It’s Johnny Depp, damn it. If that doesn’t make your mouth water, there must be something wrong. This man is AGELESS with the most beautiful cheekbones the world has ever seen. You can lie to yourself as much as you want, but you know you would lick the sweat off of hischest, any given day.
He has such a good personality. A little odd-ball, but totally fucking sweet. And he is so God damn funny. If I were there, I would make love to him right on stage. Nothing would stop me. And he is such a dad. He even has a tattoo of his daughters name on his chest. Of course, that would make the chest-licking a little awkward if you thought of his daughter, but Johnny Depp is so much the epitome of sex that you probably wouldn’t be able to think of much other than ripping his clothes off.
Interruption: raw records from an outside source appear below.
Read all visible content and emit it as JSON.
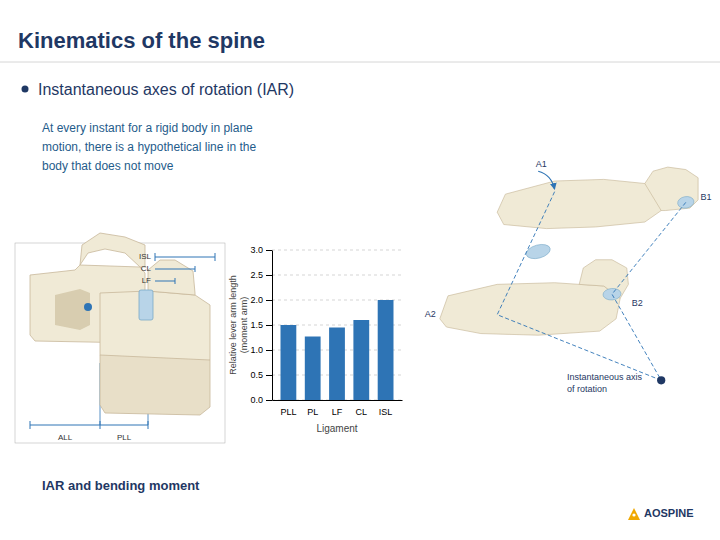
{
  "chart_data": {
    "type": "bar",
    "title": "Kinematics of the spine",
    "subtitle": "Instantaneous axes of rotation (IAR)",
    "annotations": [
      "At every instant for a rigid body in plane\nmotion, there is a hypothetical line in the\nbody that does not move",
      "IAR and bending moment",
      "ISL",
      "CL",
      "LF",
      "ALL",
      "PLL",
      "A1",
      "B1",
      "A2",
      "B2",
      "Instantaneous axis\nof rotation",
      "AOSPINE"
    ],
    "categories": [
      "PLL",
      "PL",
      "LF",
      "CL",
      "ISL"
    ],
    "values": [
      1.5,
      1.27,
      1.45,
      1.6,
      2.0
    ],
    "color": "#2e74b5",
    "xlabel": "Ligament",
    "ylabel": "Relative lever arm length\n(moment arm)",
    "ylim": [
      0,
      3.0
    ],
    "yticks": [
      {
        "value": 0,
        "label": "0.0"
      },
      0.5,
      {
        "value": 1.0,
        "label": "1.0"
      },
      1.5,
      {
        "value": 2.0,
        "label": "2.0"
      },
      2.5,
      {
        "value": 3.0,
        "label": "3.0"
      }
    ],
    "grid": true
  }
}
Even though he sometimes has the fashion sense of a confused clown, he never ceases to make me want to rip my clothes off. And he has the strangest fucking collection of tattoos. Who cares what they all mean? He’s Johnny Fucking Depp. He doesn’t need reasons. Covered in slime, drenched in water, mysteriously masked—whenever, wherever—Johnny Depp induces screams of pleasure from women across the globe as they fantasize about fucking the weird out of this man.
He’s timeless. He literally is like fine wine - the older he gets, the sexier he gets. He’s old enough to be our father (almost 50! Did you know that!?) but do you think we give a shit? Fuck no.
He can be anyone we want him to be. Convincingly. The man is one of the best actors working today and I’m sure he doesn’t mind role playing for his lady. Oh, here, Crybaby. Let me wipe that tear with my tit.
That bone structure. It’s the most noticeable thing about him: it details and emphasizes how gorgeous his face is. The strong, exotic lines of his face give you a ladyboner just thinking about tracing them with your fingertips. Or maybe your tongue.
He’s passionate and dedicated. Now we don’t need a relationship with him - although he’s definitely forever and ever material, God knows he is - but passion and dedication translate into a good lay.
He’s not necessarily beyond our reach. All we need to do is kidnap Tim Burton. He’s said that he would have sex with an aardvark if Tim wanted him to so there’s the ticket: Tim’s ransom would be hot sex with Mr. Depp. Win!